Die Zielsetzung ist ein EU-Beitritt Rumäniens und Bulgariens mit 1. Jänner 2007. Bul­garien und Rumänien haben bereits am 27. Mai 2005 die Ratifikationsurkunde hinter­legt.

Der Beitrittsvertrag sieht den 1. Jänner 2007 als Beitrittsdatum vor. Herr Staatssekretär Schweitzer hat soeben gesagt, dass es möglich sei, dass ein Beitritt eventuell erst am 1. Jänner 2008 erfolgen könne, sofern beide Länder mit seitens der EU gemachten Auflagen nicht zeitgerecht fertig werden. Eine Verschiebung ist also bis 1. Jänner 2008 möglich.

Für uns im Bundesrat steht in diesem Zusammenhang und heute lediglich die Frage der verfassungsrechtlichen Aspekte zur Diskussion. Vieles andere muss jedenfalls auch noch diskutiert werden: Auf Grund der letzten großen EU-Erweiterung von 15 auf 25 Länder gibt es noch eine Reihe von Problemen zu bewältigen.
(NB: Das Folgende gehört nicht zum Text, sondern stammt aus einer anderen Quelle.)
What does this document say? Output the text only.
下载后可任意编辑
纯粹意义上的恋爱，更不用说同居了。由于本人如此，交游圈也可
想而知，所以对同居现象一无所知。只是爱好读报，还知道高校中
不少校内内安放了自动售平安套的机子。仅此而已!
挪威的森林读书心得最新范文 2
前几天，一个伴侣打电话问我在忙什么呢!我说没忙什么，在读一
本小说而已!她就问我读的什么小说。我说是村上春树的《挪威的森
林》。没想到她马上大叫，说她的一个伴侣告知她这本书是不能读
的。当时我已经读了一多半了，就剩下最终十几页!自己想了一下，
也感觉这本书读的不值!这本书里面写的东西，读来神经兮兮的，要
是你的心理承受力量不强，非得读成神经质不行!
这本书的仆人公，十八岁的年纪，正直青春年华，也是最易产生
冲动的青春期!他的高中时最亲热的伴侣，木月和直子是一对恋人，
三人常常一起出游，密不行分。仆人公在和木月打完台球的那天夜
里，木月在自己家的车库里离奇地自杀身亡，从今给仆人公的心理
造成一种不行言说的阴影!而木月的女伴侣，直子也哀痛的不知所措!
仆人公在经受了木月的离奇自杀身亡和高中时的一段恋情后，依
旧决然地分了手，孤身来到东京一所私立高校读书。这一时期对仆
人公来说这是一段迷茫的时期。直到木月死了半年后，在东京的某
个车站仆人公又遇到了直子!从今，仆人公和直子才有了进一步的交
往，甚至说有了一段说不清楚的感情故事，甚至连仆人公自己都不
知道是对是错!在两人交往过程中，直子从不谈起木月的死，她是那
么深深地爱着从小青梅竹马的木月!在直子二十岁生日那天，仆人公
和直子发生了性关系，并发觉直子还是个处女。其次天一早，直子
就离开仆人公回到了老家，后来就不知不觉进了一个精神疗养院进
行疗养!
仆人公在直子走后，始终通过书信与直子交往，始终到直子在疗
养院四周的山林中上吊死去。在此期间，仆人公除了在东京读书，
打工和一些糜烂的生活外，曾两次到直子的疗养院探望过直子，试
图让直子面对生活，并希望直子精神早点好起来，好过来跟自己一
Und: Das Vertrauen der Bürgerinnen und Bürgern in die EU sollte gestärkt werden. Da gibt es also noch


Bundesrat
Stenographisches Protokoll
731. Sitzung / Seite 75

viel zu tun! Vor allem mangelt es meiner Meinung nach sehr an der Information sozu­sagen bis zum letzten Glied im Staate, nämlich bis zur Familie. Diesbezüglich gibt es wirklich noch einiges zu tun.
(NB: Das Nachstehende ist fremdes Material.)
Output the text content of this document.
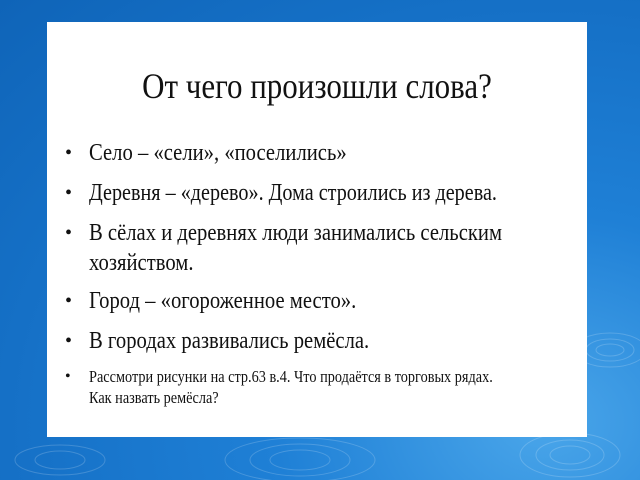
От чего произошли слова?
• Село – «сели», «поселились»
• Деревня – «дерево». Дома строились из дерева.
• В сёлах и деревнях люди занимались сельским
хозяйством.
• Город – «огороженное место».
• В городах развивались ремёсла.
• Рассмотри рисунки на стр.63 в.4. Что продаётся в торговых рядах.
Как назвать ремёсла?
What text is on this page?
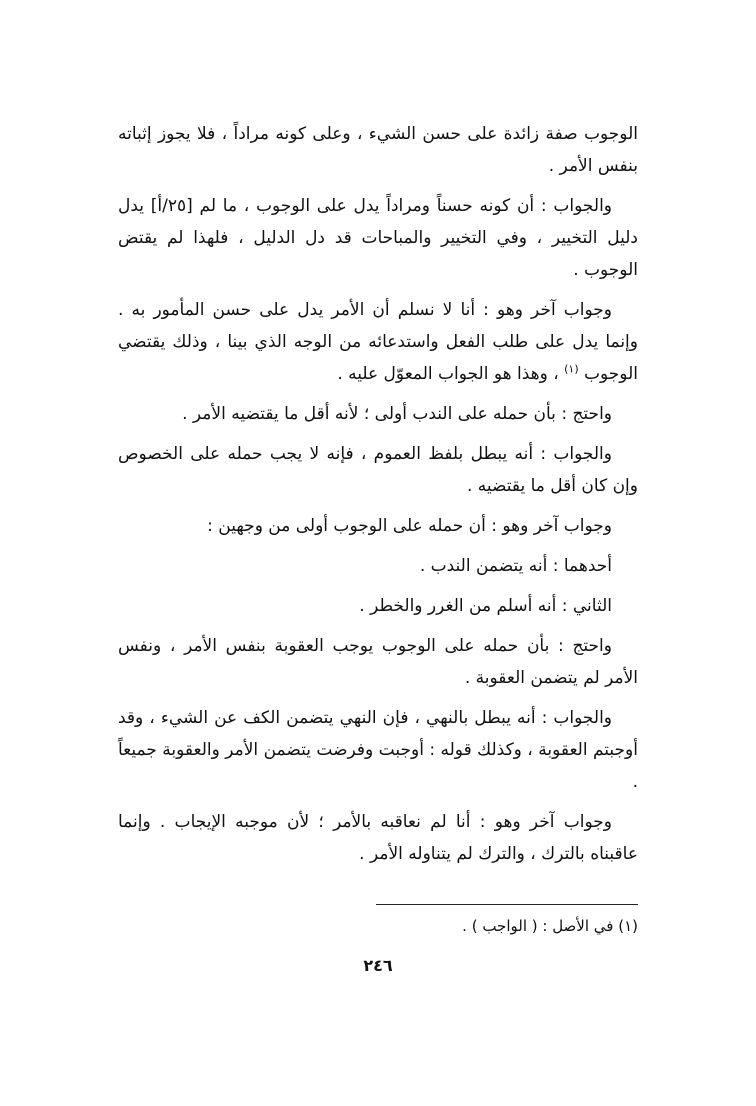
الوجوب صفة زائدة على حسن الشيء ، وعلى كونه مراداً ، فلا يجوز إثباته بنفس الأمر .

والجواب : أن كونه حسناً ومراداً يدل على الوجوب ، ما لم [٢٥/أ] يدل دليل التخيير ، وفي التخيير والمباحات قد دل الدليل ، فلهذا لم يقتض الوجوب .

وجواب آخر وهو : أنا لا نسلم أن الأمر يدل على حسن المأمور به . وإنما يدل على طلب الفعل واستدعائه من الوجه الذي بينا ، وذلك يقتضي الوجوب $^{(١)}$ ، وهذا هو الجواب المعوّل عليه .

واحتج : بأن حمله على الندب أولى ؛ لأنه أقل ما يقتضيه الأمر .

والجواب : أنه يبطل بلفظ العموم ، فإنه لا يجب حمله على الخصوص وإن كان أقل ما يقتضيه .

وجواب آخر وهو : أن حمله على الوجوب أولى من وجهين :

أحدهما : أنه يتضمن الندب .

الثاني : أنه أسلم من الغرر والخطر .

واحتج : بأن حمله على الوجوب يوجب العقوبة بنفس الأمر ، ونفس الأمر لم يتضمن العقوبة .

والجواب : أنه يبطل بالنهي ، فإن النهي يتضمن الكف عن الشيء ، وقد أوجبتم العقوبة ، وكذلك قوله : أوجبت وفرضت يتضمن الأمر والعقوبة جميعاً .

وجواب آخر وهو : أنا لم نعاقبه بالأمر ؛ لأن موجبه الإيجاب . وإنما عاقبناه بالترك ، والترك لم يتناوله الأمر .

(١) في الأصل : ( الواجب ) .
٢٤٦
Vieles ist jedoch in der großen Gemeinschaft der 25 bereits geschehen: 450 Millionen Menschen wollen für immer Frieden; die Europäische Union stellt die größte Wirt­schaftskraft der Welt dar. Hinweisen darf ich in diesem Zusammenhang auch auf Fol­gendes: einheitliche Währung, freie Niederlassung, Anpassung der sozialen Leistun­gen, friedenssichernde Maßnahmen und noch vieles andere mehr.

Sehr geehrte Damen und Herren, viel hat jedoch noch zu geschehen, ich nenne nur: Arbeitsmarktproblematik, Vertrauen aufbauen – auch in Bezug auf Religionen –, recht­liche Mitgestaltung, soziale Absicherung, Minderheitenrechte, Menschenrechtsstan­dards, verfassungsmäßige Sicherheit, finanzielle Ausgewogenheit, Absicherung der ländlichen Regionen und so weiter und so fort.
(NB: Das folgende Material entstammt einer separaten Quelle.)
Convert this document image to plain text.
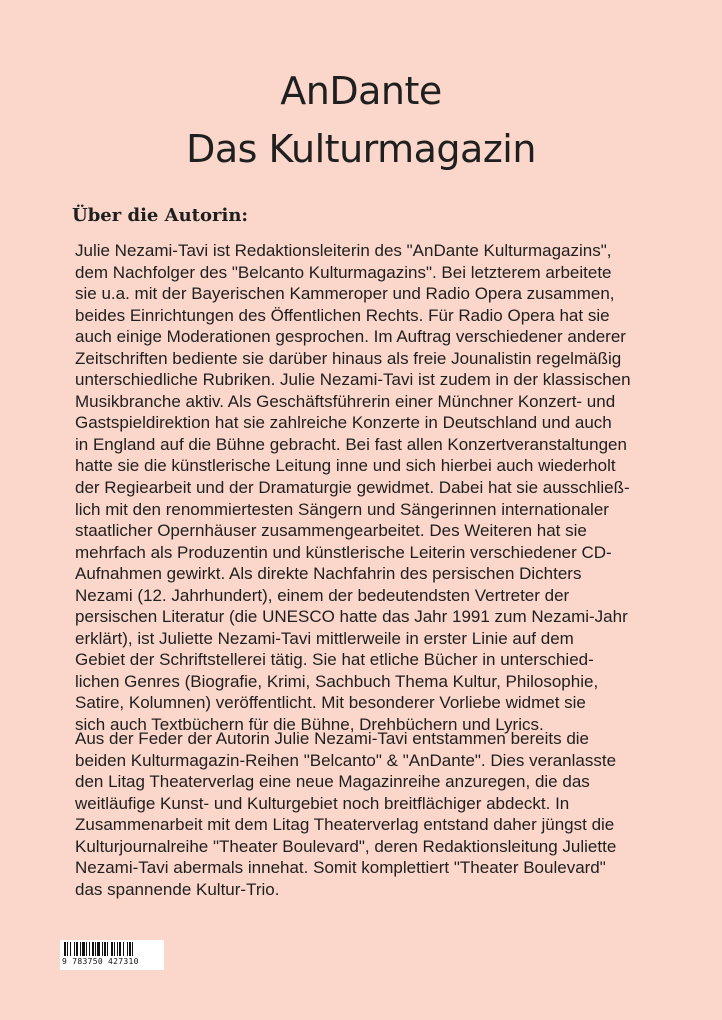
AnDante
Das Kulturmagazin
Über die Autorin:
Julie Nezami-Tavi ist Redaktionsleiterin des "AnDante Kulturmagazins",
dem Nachfolger des "Belcanto Kulturmagazins". Bei letzterem arbeitete
sie u.a. mit der Bayerischen Kammeroper und Radio Opera zusammen,
beides Einrichtungen des Öffentlichen Rechts. Für Radio Opera hat sie
auch einige Moderationen gesprochen. Im Auftrag verschiedener anderer
Zeitschriften bediente sie darüber hinaus als freie Jounalistin regelmäßig
unterschiedliche Rubriken. Julie Nezami-Tavi ist zudem in der klassischen
Musikbranche aktiv. Als Geschäftsführerin einer Münchner Konzert- und
Gastspieldirektion hat sie zahlreiche Konzerte in Deutschland und auch
in England auf die Bühne gebracht. Bei fast allen Konzertveranstaltungen
hatte sie die künstlerische Leitung inne und sich hierbei auch wiederholt
der Regiearbeit und der Dramaturgie gewidmet. Dabei hat sie ausschließ-
lich mit den renommiertesten Sängern und Sängerinnen internationaler
staatlicher Opernhäuser zusammengearbeitet. Des Weiteren hat sie
mehrfach als Produzentin und künstlerische Leiterin verschiedener CD-
Aufnahmen gewirkt. Als direkte Nachfahrin des persischen Dichters
Nezami (12. Jahrhundert), einem der bedeutendsten Vertreter der
persischen Literatur (die UNESCO hatte das Jahr 1991 zum Nezami-Jahr
erklärt), ist Juliette Nezami-Tavi mittlerweile in erster Linie auf dem
Gebiet der Schriftstellerei tätig. Sie hat etliche Bücher in unterschied-
lichen Genres (Biografie, Krimi, Sachbuch Thema Kultur, Philosophie,
Satire, Kolumnen) veröffentlicht. Mit besonderer Vorliebe widmet sie
sich auch Textbüchern für die Bühne, Drehbüchern und Lyrics.
Aus der Feder der Autorin Julie Nezami-Tavi entstammen bereits die
beiden Kulturmagazin-Reihen "Belcanto" & "AnDante". Dies veranlasste
den Litag Theaterverlag eine neue Magazinreihe anzuregen, die das
weitläufige Kunst- und Kulturgebiet noch breitflächiger abdeckt. In
Zusammenarbeit mit dem Litag Theaterverlag entstand daher jüngst die
Kulturjournalreihe "Theater Boulevard", deren Redaktionsleitung Juliette
Nezami-Tavi abermals innehat. Somit komplettiert "Theater Boulevard"
das spannende Kultur-Trio.
9 783750 427310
Viele Menschen sind noch abwartend, aber: Die Menschen in Rumänien und Bulgarien sollen es auch einmal besser haben. Wir sollten diesen Ländern, diesen jungen Demo­kratien helfen. Partnerschaften zu diesen Ländern – im wirtschaftlichen Bereich, aber auch in Belangen, die die Jugend betreffen – bestehen ja bereits; das funktioniert sehr gut.

Meinen Damen und Herren! Ich persönlich bin ein überzeugter Europäer, auch als Ver­treter einer Gemeinde – der 35. Europa-Gemeinde übrigens –, nämlich der Marktge­meinde Gurk. Wir haben jährlich 250 000 Besucher, die unter anderem den weltbe­rühmten Dom zu Gurk besuchen. Mit Stolz nennen wir unsere Marktgemeinde Gurk „Stätte europäischer Begegnung“.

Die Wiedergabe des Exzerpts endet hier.